I've been reading through posts on here and in the docs but I think I may have missed something. Heres what I am trying to do:
lets say I have a class Foo* and I'm trying to use it in a std::vector. I can add them all day long and it works fine. The problem is that when I try to remove the shared_ptr from the vector. I expected it to delete the memory for the Foo* then delete itself (to completely free the memory that the shared_ptr used and the memory that the Foo was using. I think this is not happening though since the destructor is not being called when the elements are removed from the vector. Heres how I am currently inserting the shared_ptr's into the vector (yes I know this is the wrong way now that I've read a few of the posts here):
typedef std::vector FooVector;
FooVector Foobar;
Foo* blah = new Foo();
boost::shared_ptr<Foo> * NewPointer = new boost::shared_ptr<Foo>(blah);
Foobar.insert(*NewPointer); //Yes I know this looks horrible. And its probably wrong.
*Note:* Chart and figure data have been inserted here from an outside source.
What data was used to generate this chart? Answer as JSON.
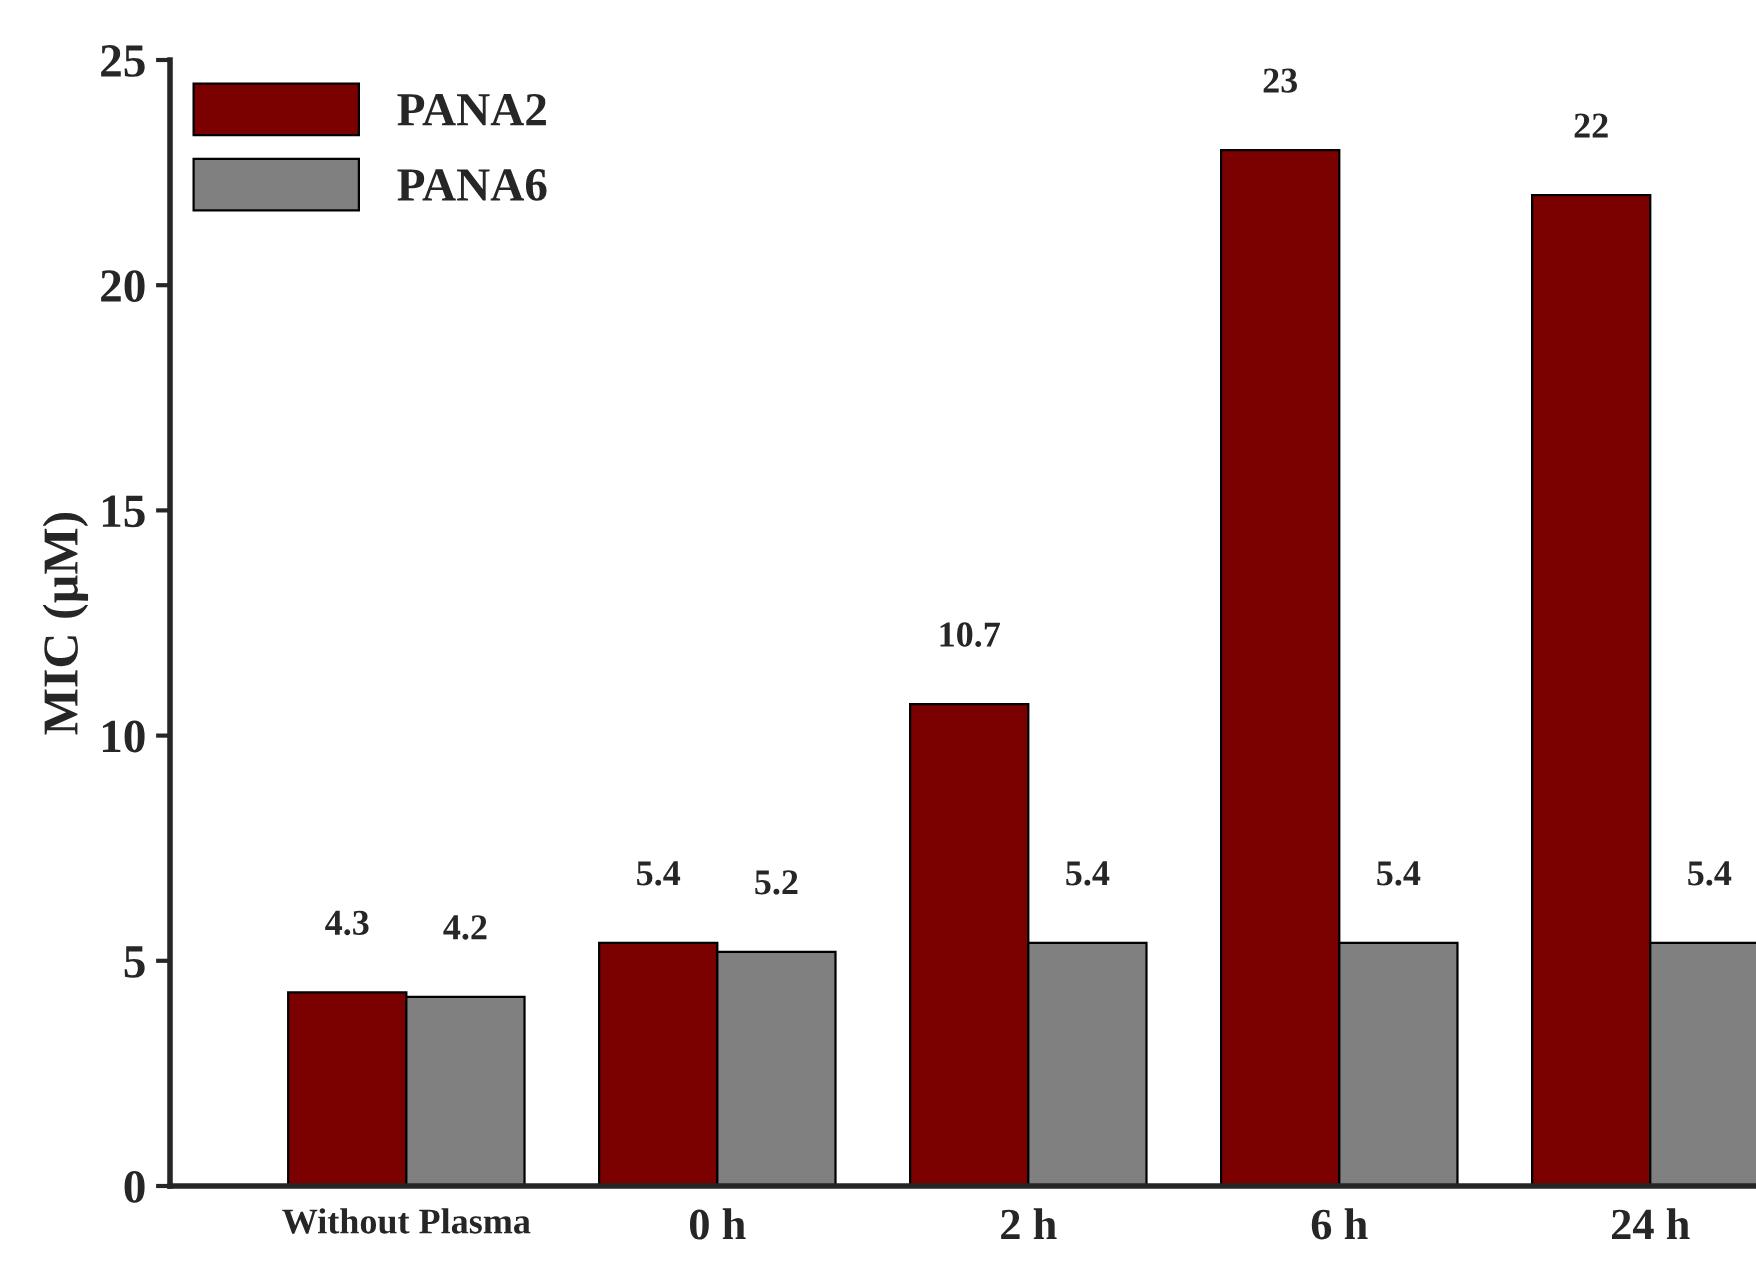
{
  "chart_data": {
    "type": "bar",
    "ylabel": "MIC (µM)",
    "categories": [
      "Without Plasma",
      "0 h",
      "2 h",
      "6 h",
      "24 h"
    ],
    "series": [
      {
        "name": "PANA2",
        "color": "#7b0000",
        "values": [
          4.3,
          5.4,
          10.7,
          23,
          22
        ]
      },
      {
        "name": "PANA6",
        "color": "#808080",
        "values": [
          4.2,
          5.2,
          5.4,
          5.4,
          5.4
        ]
      }
    ],
    "ylim": [
      0,
      25
    ],
    "yticks": [
      0,
      5,
      10,
      15,
      20,
      25
    ],
    "grid": false,
    "legend": "top left",
    "data_labels": true
  }
}
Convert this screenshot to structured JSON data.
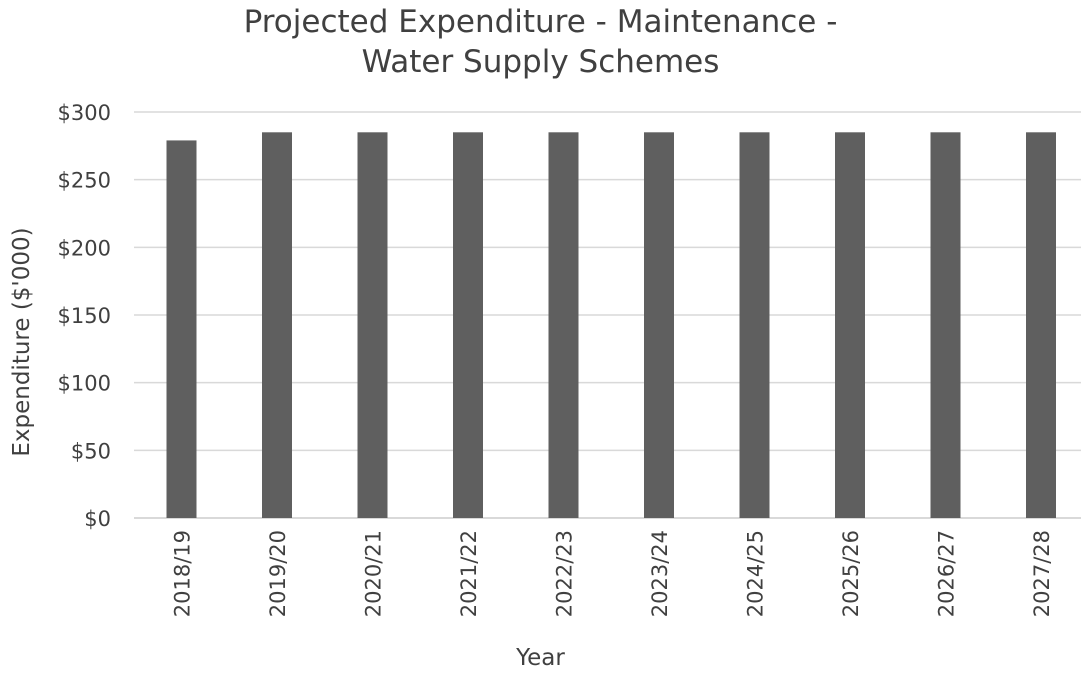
{
  "chart_data": {
    "type": "bar",
    "title_lines": [
      "Projected Expenditure - Maintenance -",
      "Water Supply Schemes"
    ],
    "xlabel": "Year",
    "ylabel": "Expenditure ($'000)",
    "categories": [
      "2018/19",
      "2019/20",
      "2020/21",
      "2021/22",
      "2022/23",
      "2023/24",
      "2024/25",
      "2025/26",
      "2026/27",
      "2027/28"
    ],
    "values": [
      279,
      285,
      285,
      285,
      285,
      285,
      285,
      285,
      285,
      285
    ],
    "ylim": [
      0,
      300
    ],
    "yticks": [
      0,
      50,
      100,
      150,
      200,
      250,
      300
    ],
    "ytick_labels": [
      "$0",
      "$50",
      "$100",
      "$150",
      "$200",
      "$250",
      "$300"
    ],
    "grid": true,
    "bar_color": "#5f5f5f",
    "grid_color": "#d9d9d9"
  }
}
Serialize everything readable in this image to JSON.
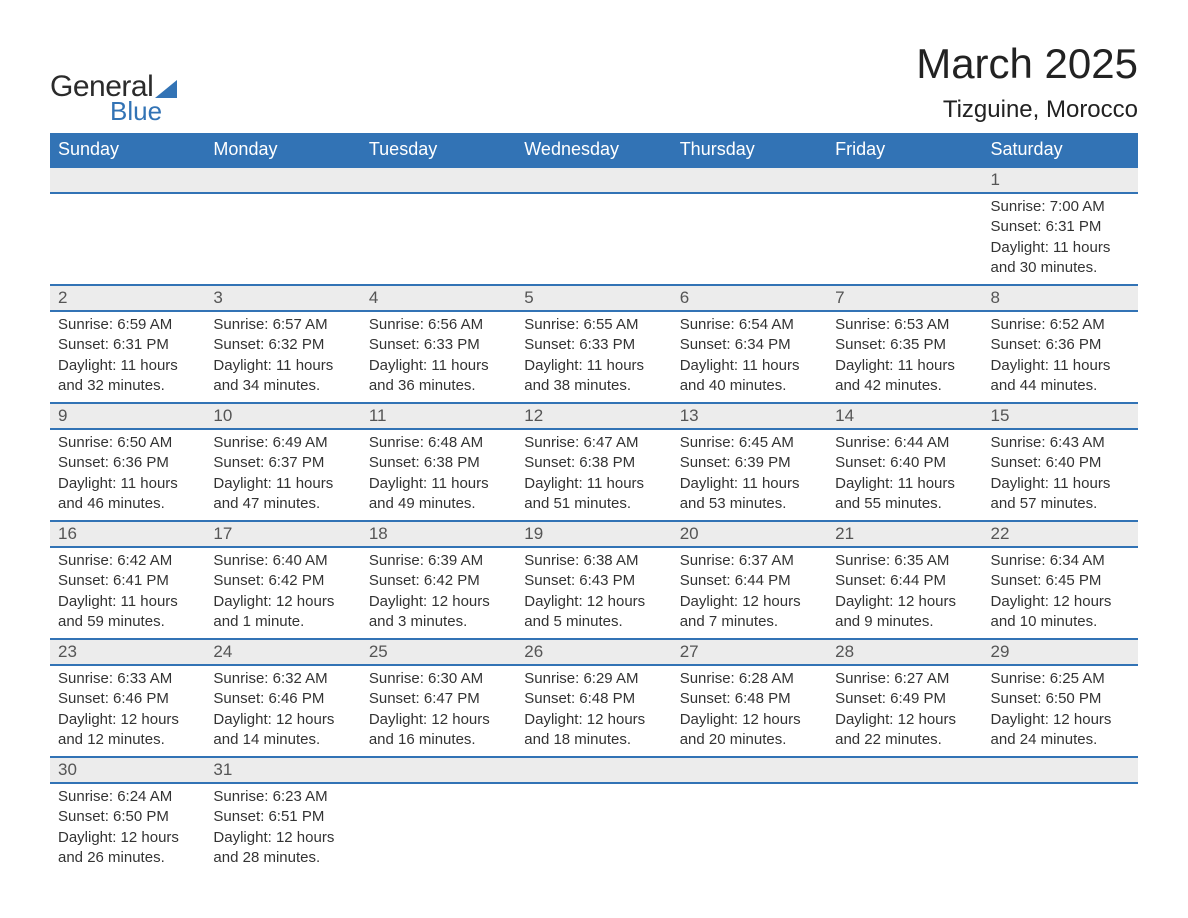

When I call Foobar.erase() I thought that the shared_ptr would be removed and the memory freed (and Foo's destructor called). I tried it like this :
FooVector::iterator CurrentFoo = Foobar.begin();
Foobar.erase(CurrentFoo);
That did remove the shared_ptr but the Foo* did not seem to get deallocated, its destructor was never called. Some of the posts seem to indicate that this is a very bad way to let shared_ptr manager the memory, is there a better way to do what I want to do using shared_ptr or is shared_ptr the wrong tool to use?